What this book is is brainy. Brainy as a motherfucker. So brainy, the only way to describe it is to fall back on swear words, like a motherfucker. It’s narrated by a young American poet who goes to Madrid on a fellowship and wastes his time smoking hashish and taking pills and fearing he’s a complete fraud. He is a fraud. But after a series of encounters with Madrid’s poets and student political activists, which he over-analyzes like a motherfucker (this must be what everyone finds so funny), Adam Gordon has an epiphany: his fraudulence as a poet and a person is not an issue, since all language and life is an act of translation—from one brain or tongue to another—and we only exist insofar as we are translated within other people’s minds. So we’re all frauds, we’re all tongue-tied gringos, and everything is everything, a star is a satellite is a plane, according to how we translate it. This sounds so cheesy when I explain it. I am not Ben Lerner. You should really be hearing this from Ben Lerner. When he writes it, as fiction, with pages on love and jealousy and art history and the Alhambra and Barcelona, it’s brilliant. Cold and brainy and almost selfishly introspective, but brilliant.

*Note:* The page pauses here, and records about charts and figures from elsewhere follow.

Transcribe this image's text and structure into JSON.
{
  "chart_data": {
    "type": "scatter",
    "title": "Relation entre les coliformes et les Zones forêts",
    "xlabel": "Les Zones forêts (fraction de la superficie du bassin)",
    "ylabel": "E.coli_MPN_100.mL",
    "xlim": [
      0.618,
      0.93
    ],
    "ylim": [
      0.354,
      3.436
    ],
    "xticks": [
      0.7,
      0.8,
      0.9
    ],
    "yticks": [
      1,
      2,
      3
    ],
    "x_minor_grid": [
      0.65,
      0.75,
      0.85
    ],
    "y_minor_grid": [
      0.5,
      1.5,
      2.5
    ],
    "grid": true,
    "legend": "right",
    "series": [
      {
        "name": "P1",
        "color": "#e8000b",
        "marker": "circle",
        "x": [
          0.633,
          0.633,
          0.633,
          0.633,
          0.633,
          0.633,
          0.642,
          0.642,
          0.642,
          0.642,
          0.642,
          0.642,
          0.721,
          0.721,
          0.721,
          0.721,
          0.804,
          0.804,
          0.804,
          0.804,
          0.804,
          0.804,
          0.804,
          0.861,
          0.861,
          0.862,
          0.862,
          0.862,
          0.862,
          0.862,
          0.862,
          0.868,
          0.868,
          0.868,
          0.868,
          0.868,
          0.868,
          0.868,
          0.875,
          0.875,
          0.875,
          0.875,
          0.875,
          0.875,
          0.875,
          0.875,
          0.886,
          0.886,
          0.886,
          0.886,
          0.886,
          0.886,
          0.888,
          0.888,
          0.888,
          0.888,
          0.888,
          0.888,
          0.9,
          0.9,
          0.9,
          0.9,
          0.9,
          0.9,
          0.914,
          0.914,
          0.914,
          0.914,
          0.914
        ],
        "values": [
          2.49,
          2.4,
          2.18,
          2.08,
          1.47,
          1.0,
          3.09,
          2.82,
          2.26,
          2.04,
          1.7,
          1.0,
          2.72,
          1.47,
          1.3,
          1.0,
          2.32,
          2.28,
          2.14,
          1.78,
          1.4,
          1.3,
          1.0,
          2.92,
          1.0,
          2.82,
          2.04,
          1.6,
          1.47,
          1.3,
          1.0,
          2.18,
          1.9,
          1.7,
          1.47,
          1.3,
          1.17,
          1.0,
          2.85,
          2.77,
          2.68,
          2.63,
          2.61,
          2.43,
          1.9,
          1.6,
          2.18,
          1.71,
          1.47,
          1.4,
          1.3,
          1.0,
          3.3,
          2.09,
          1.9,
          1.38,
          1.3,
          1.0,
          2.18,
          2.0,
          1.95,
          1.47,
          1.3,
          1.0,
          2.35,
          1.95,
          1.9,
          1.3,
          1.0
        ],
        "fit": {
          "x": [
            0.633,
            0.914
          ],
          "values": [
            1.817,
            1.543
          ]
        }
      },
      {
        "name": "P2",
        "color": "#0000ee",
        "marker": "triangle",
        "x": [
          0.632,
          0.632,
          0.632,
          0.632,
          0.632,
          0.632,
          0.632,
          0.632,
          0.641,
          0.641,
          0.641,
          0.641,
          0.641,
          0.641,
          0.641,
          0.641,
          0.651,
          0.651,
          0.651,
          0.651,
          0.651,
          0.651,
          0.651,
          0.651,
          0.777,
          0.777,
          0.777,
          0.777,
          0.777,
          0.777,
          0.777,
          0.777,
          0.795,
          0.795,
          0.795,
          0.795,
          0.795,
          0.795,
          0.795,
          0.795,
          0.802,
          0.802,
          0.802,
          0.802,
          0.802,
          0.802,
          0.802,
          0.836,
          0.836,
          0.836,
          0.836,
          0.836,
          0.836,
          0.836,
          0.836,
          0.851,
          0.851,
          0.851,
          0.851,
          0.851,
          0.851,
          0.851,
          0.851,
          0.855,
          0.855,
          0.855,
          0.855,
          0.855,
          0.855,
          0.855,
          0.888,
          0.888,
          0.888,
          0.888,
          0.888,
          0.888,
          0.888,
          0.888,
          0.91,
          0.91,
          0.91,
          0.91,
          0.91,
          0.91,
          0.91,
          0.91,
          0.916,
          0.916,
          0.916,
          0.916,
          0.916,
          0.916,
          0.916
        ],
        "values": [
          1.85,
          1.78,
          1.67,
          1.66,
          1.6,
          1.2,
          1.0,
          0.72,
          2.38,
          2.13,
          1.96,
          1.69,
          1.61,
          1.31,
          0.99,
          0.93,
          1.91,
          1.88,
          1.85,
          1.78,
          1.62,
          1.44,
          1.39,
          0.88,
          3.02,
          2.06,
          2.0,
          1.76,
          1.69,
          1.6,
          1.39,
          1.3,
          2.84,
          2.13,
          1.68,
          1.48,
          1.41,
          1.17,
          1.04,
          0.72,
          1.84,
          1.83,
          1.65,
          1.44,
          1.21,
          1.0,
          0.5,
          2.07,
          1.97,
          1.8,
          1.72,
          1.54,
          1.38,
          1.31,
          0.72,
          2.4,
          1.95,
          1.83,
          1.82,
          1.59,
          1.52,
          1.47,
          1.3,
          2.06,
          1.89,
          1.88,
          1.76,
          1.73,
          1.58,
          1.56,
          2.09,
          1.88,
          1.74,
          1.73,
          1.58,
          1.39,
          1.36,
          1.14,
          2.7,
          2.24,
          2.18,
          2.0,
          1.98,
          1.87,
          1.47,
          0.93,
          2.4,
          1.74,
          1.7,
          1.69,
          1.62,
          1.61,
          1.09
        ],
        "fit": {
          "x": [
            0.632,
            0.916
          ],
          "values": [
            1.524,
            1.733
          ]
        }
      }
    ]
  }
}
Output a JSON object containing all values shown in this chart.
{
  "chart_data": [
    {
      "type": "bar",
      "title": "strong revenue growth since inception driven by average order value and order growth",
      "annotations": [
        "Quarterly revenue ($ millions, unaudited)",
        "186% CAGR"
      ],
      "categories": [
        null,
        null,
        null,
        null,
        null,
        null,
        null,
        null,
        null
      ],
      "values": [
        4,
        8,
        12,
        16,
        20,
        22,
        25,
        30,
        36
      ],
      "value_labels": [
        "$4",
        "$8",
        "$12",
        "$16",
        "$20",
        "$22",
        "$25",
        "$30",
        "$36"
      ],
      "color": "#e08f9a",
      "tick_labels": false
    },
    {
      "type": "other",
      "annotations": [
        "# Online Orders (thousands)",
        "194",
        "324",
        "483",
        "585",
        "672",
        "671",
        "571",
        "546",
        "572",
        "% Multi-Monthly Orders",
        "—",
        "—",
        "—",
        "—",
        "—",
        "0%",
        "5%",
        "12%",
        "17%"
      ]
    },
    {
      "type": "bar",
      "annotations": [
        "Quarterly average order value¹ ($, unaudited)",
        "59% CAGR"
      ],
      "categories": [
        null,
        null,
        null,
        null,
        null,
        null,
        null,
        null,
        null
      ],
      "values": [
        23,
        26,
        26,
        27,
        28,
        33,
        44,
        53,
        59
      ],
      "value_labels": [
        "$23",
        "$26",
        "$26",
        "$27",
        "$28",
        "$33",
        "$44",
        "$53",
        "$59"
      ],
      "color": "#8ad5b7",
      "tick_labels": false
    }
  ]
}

If the king geeks of the literary world are eager to fellate this novel—gosh, sorry for all the profanity; the book is so articulate that I feel crass by comparison—it’s because Leaving the Atocha Station flatters the image of the writer as a troubled, soulful, exceptional intellectual. Which is maybe a bit self-serving. But do you remember that scene in The Matrix where Neo sees, for the first time, that his existence is just a waterfall of numbers and codes cascading all around him, and he can manipulate the code at will? Leaving the Atocha Station left me with a similar feeling about the limitlessness of language and thought. So don’t worry, there are infinite ways to end this review that don’t involve another dick joke.